In just two quarters doing OKRs, we saw massive shifts in the way we operate as a team.
What are some of the changes you’ve seen since you rolled out OKRs?
Anna: We massively shifted our annual planning process about a year ago, encouraging each product within the Security Business Group to go through the planning process as a dynamic team. So we had already started that muscle of getting product, sales, engineering, marketing, customer success in a room together and talking about what they needed to go do. OKRs actually offer this repeatable framework for that team to come together frequently and have a dialogue around what they need to be focused on, and where they have dependencies. We have even incorporated OKRs into everyone's staff meetings. We're seeing those teams come together on a weekly basis to talk about what's going on in the business and have this shared a set of of objectives and key results that they need to go drive.
How are teams managing to their KRs and using the WorkBoard platform to support that results focus?
Anna: We have put a great focus on how we operationalize the KRs across the business. So at the highest level, we actually incorporate them into a weekly ops review where all of the senior leadership team come together and look at what's going on in the business. We pull up the hotbox and we look at the items that are most pressing, and instead of those topics getting lost in an email somewhere, we can have a fruitful dialogue around them and then decide, do these things matter? It's an iterative process and you learn about how you set KRs throughout that rigorous process of meeting on a regular basis.
OKRs offer a repeatable framework for teams to come together frequently and have a dialogue around what they need to be focused on.
Lower in the org, teams hold weekly staff meetings centralized around the Workboard tool. Every single one of our ops managers pulls up their business review during the meeting. Some will pull up the hot topics, while others will have each leader walk through their entire board. We have this nice little community of ops leads that come together now on a monthly basis, and they're sharing their best practices, which is creating a great community. Some things are working for some teams, some aren't for others, but it allows us this opportunity to constantly be iterating.

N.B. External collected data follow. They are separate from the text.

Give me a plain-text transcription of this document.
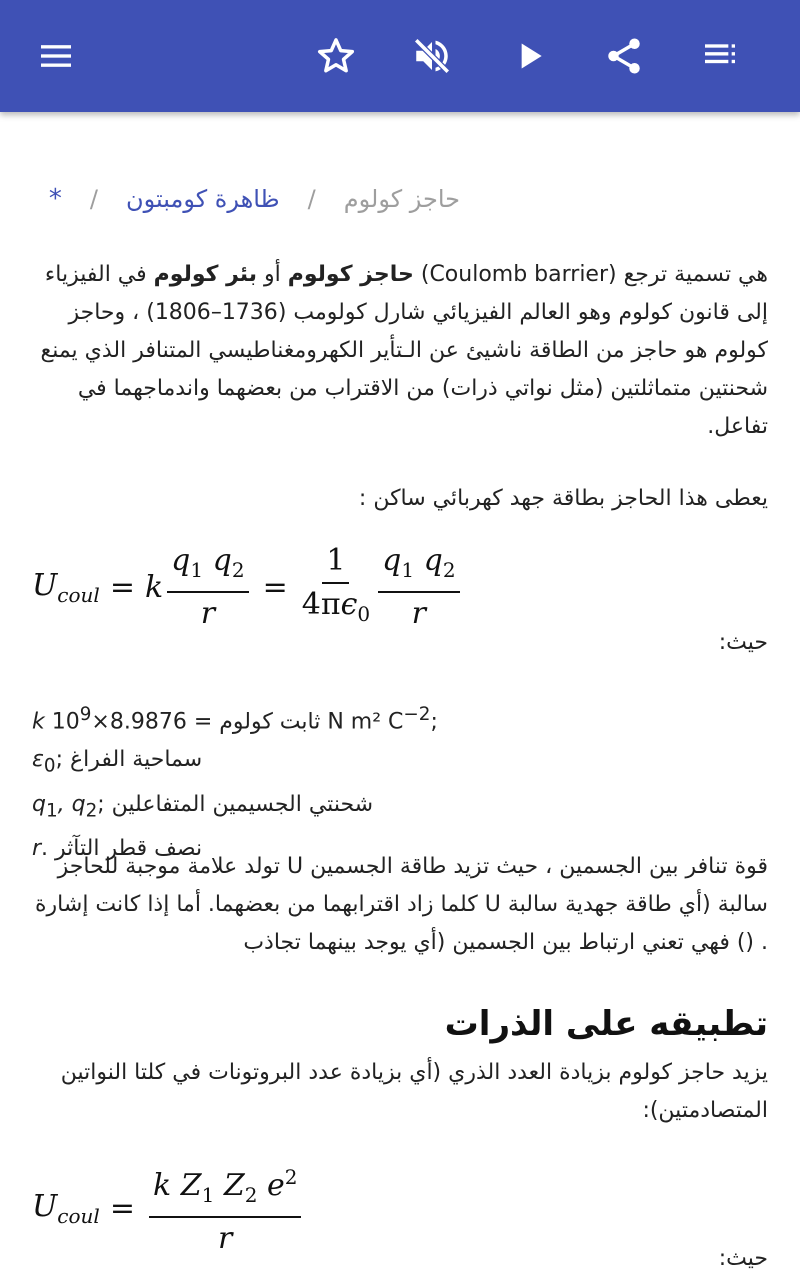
حاجز كولوم
/
ظاهرة كومبتون
/
*

هي تسمية ترجع (Coulomb barrier) حاجز كولوم أو بئر كولوم في الفيزياء إلى قانون كولوم وهو العالم الفيزيائي شارل كولومب (1736–1806) ، وحاجز كولوم هو حاجز من الطاقة ناشيئ عن الـتأير الكهرومغناطيسي المتنافر الذي يمنع شحنتين متماثلتين (مثل نواتي ذرات) من الاقتراب من بعضهما واندماجهما في تفاعل.

يعطى هذا الحاجز بطاقة جهد كهربائي ساكن :

$U_{coul} = k \frac{q_1 q_2}{r} = \frac{1}{4\pi\epsilon_0} \frac{q_1 q_2}{r}$

حيث:

k $10^9\times 8.9876$ = ثابت كولوم N m² $C^{-2}$;
$\varepsilon_0$ سماحية الفراغ ;
$q_1$, $q_2$ شحنتي الجسيمين المتفاعلين ;
r نصف قطر التآثر .

قوة تنافر بين الجسمين ، حيث تزيد طاقة الجسمين U تولد علامة موجبة للحاجز سالبة (أي طاقة جهدية سالبة U كلما زاد اقترابهما من بعضهما. أما إذا كانت إشارة . () فهي تعني ارتباط بين الجسمين (أي يوجد بينهما تجاذب

تطبيقه على الذرات

يزيد حاجز كولوم بزيادة العدد الذري (أي بزيادة عدد البروتونات في كلتا النواتين المتصادمتين):

$U_{coul} = \frac{k Z_1 Z_2 e^2}{r}$

حيث:
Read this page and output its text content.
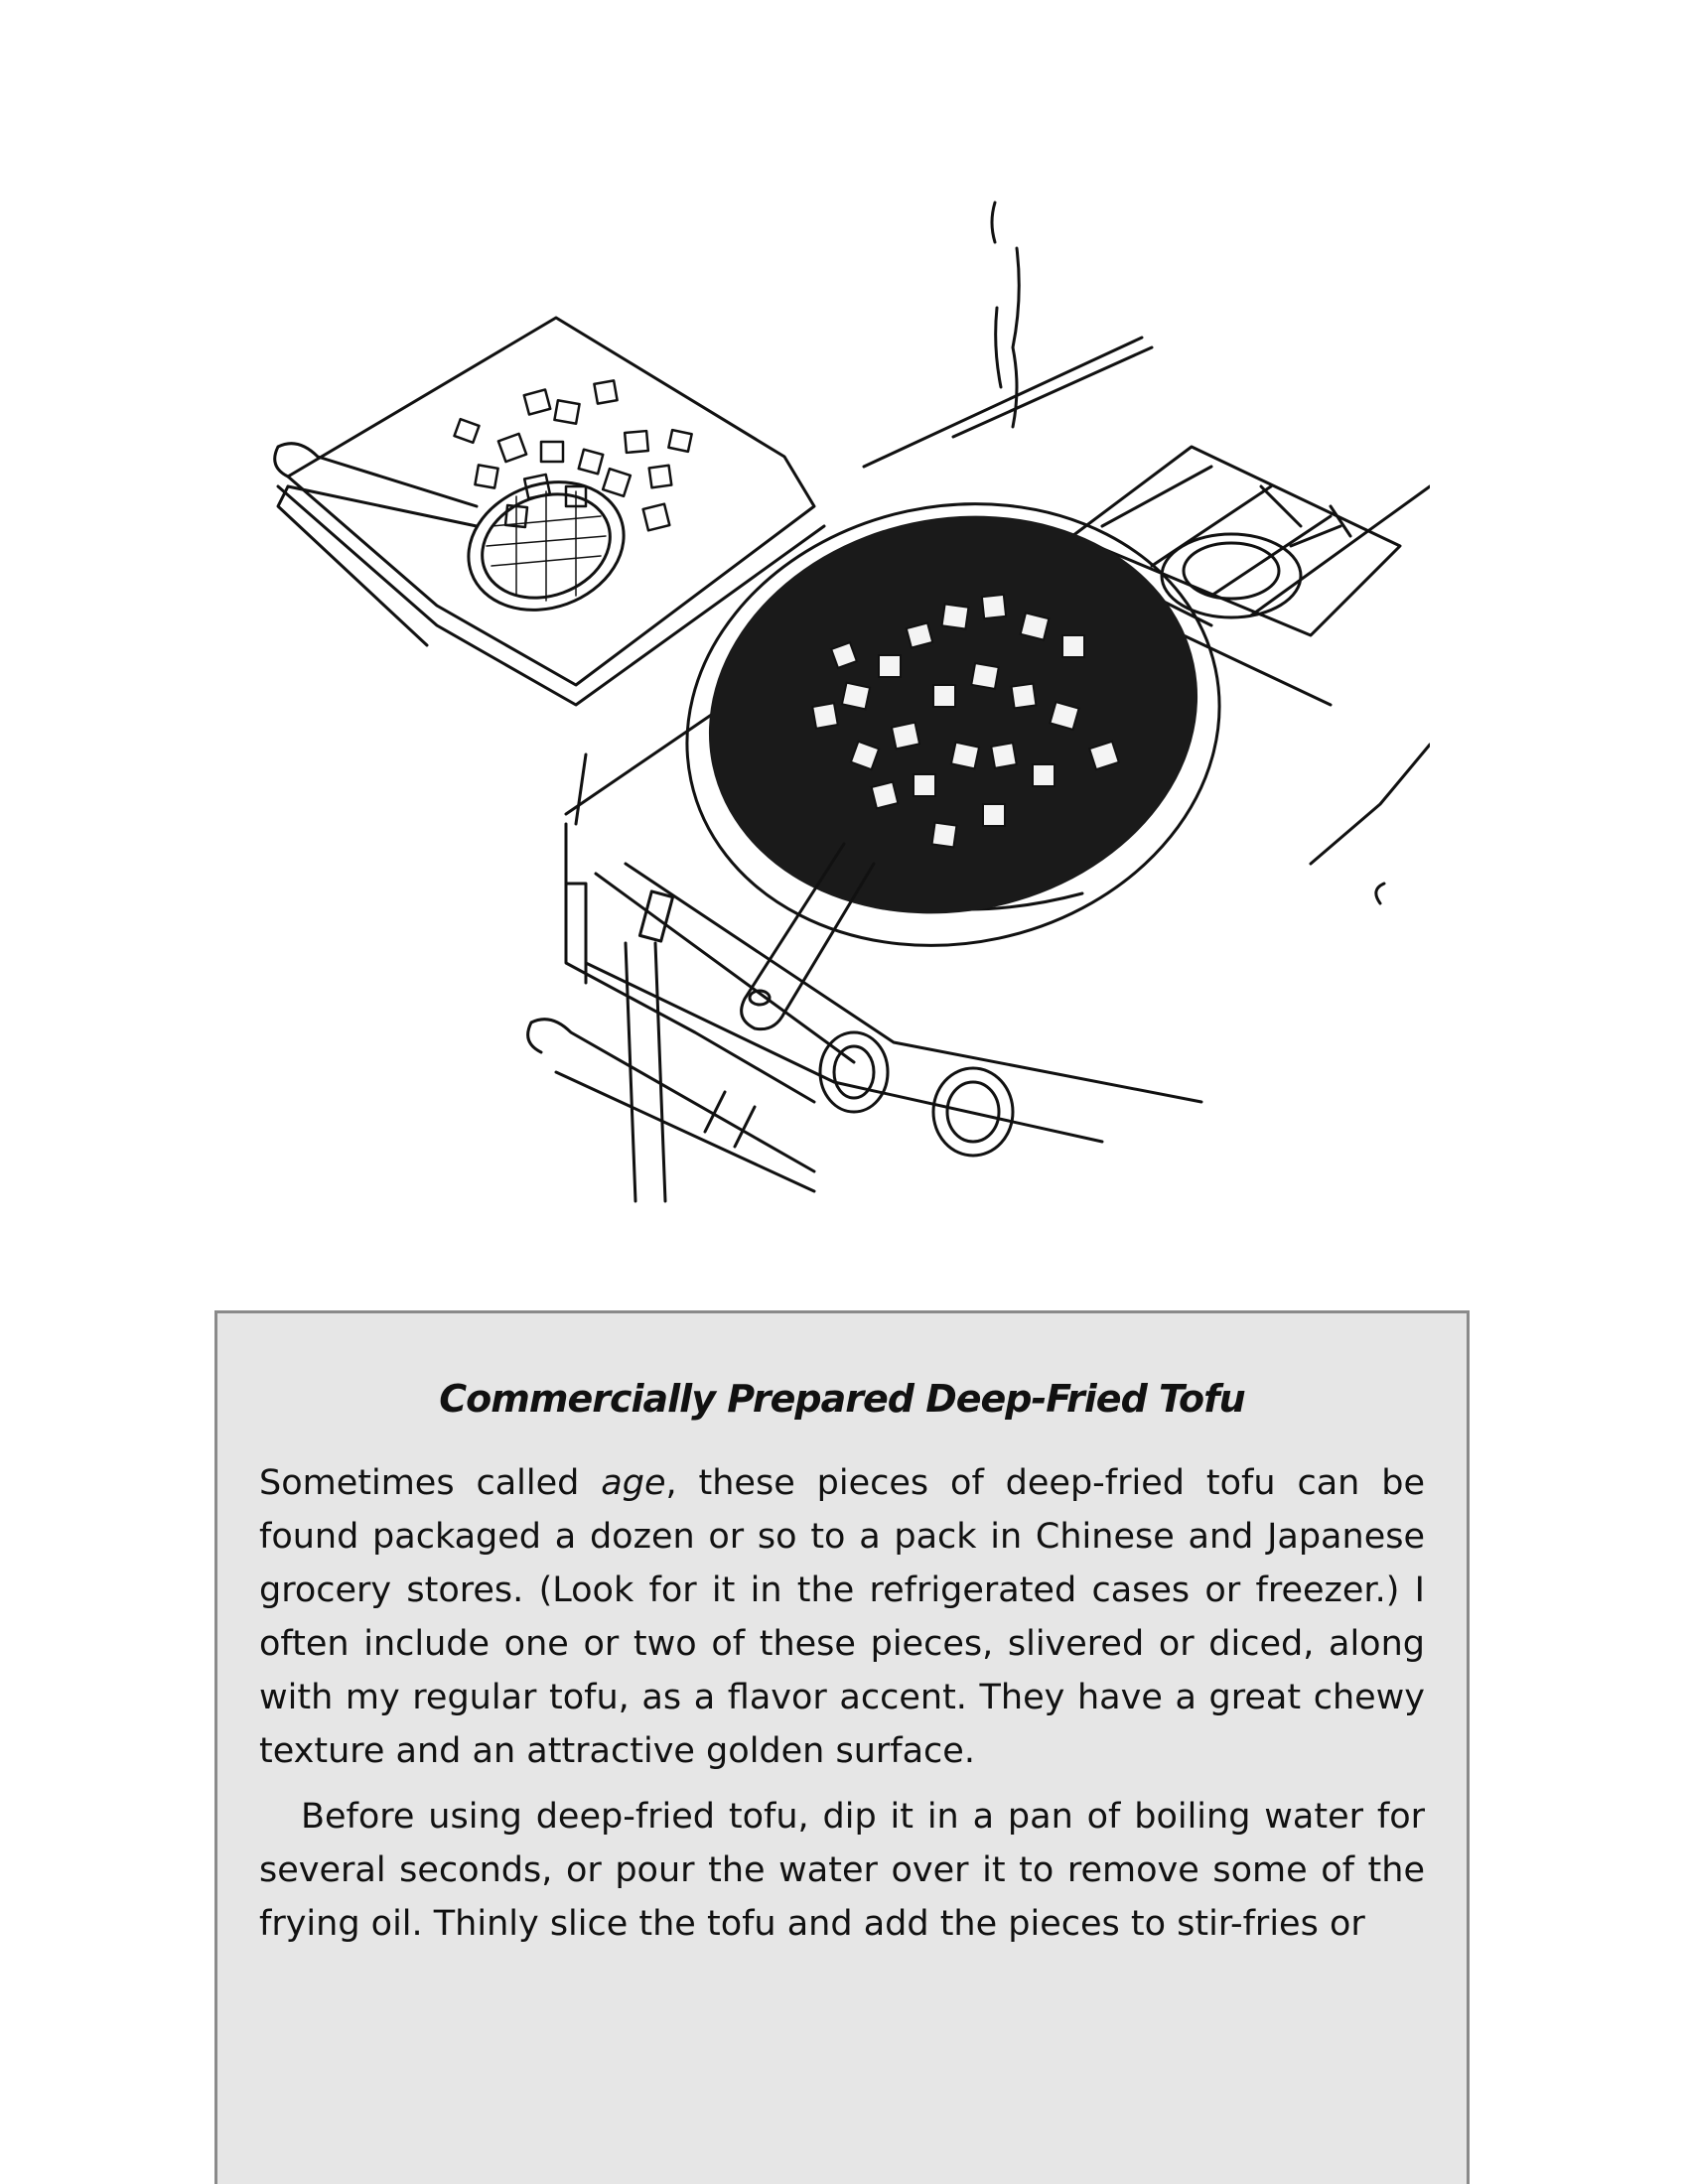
Commercially Prepared Deep-Fried Tofu

Sometimes called age, these pieces of deep-fried tofu can be found packaged a dozen or so to a pack in Chinese and Japanese grocery stores. (Look for it in the refrigerated cases or freezer.) I often include one or two of these pieces, slivered or diced, along with my regular tofu, as a flavor accent. They have a great chewy texture and an attractive golden surface.

Before using deep-fried tofu, dip it in a pan of boiling water for several seconds, or pour the water over it to remove some of the frying oil. Thinly slice the tofu and add the pieces to stir-fries or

One thing that we have been challenged with in the Security Business Group — so across multiple functions and even tying into the larger Cisco principles — was how to build a recognition program that supported our big picture objectives? We just relaunched our recognition program across those functions and they're all aligned to the objectives and we have a whole marketing internal marketing campaign around it. We're going to try to figure out a way that we can show Workboard on our digital signage throughout the office to really make it pervasive for employees. I would say that is key: how you get employees talking the language of your OKRs and incorporating it into their daily operating model. It becomes something that we're always thinking about.
So what advice would you give other GMs and CEOs and their Chiefs of Staff as they try to get everyone aligned on their 2020 growth plans?
Anna: It's really important for leadership to understand and believe in the value of alignment and believe in the framework that you're going to roll out. I think that OKR is the first framework that we've used that has actually manifested into something that we think about every day. In the past we would set and forget those strategies and just get into that day to day hustle. This framework does seem to be magic — OKRs give you the ability to create radical clarity. And when you're trying to move 5,000 people into a direction and achieve radical growth, it requires lockstep alignment across your leadership team and all the way down the org.
Having a tool that allows you to scale and operationalize the OKR framework is really important. We love Workboard.
Having a tool that allows you to scale and operationalize the OKR framework is really important. People want to have an easy way to track their progress. I think the other beautiful part of OKRs is radical transparency, which is something that we really believe in. You have to build an organization that has an immense amount of trust to promote that transparency, but having a tool that you can easily manage and that gives radical transparency is a game changer. We love Workboard.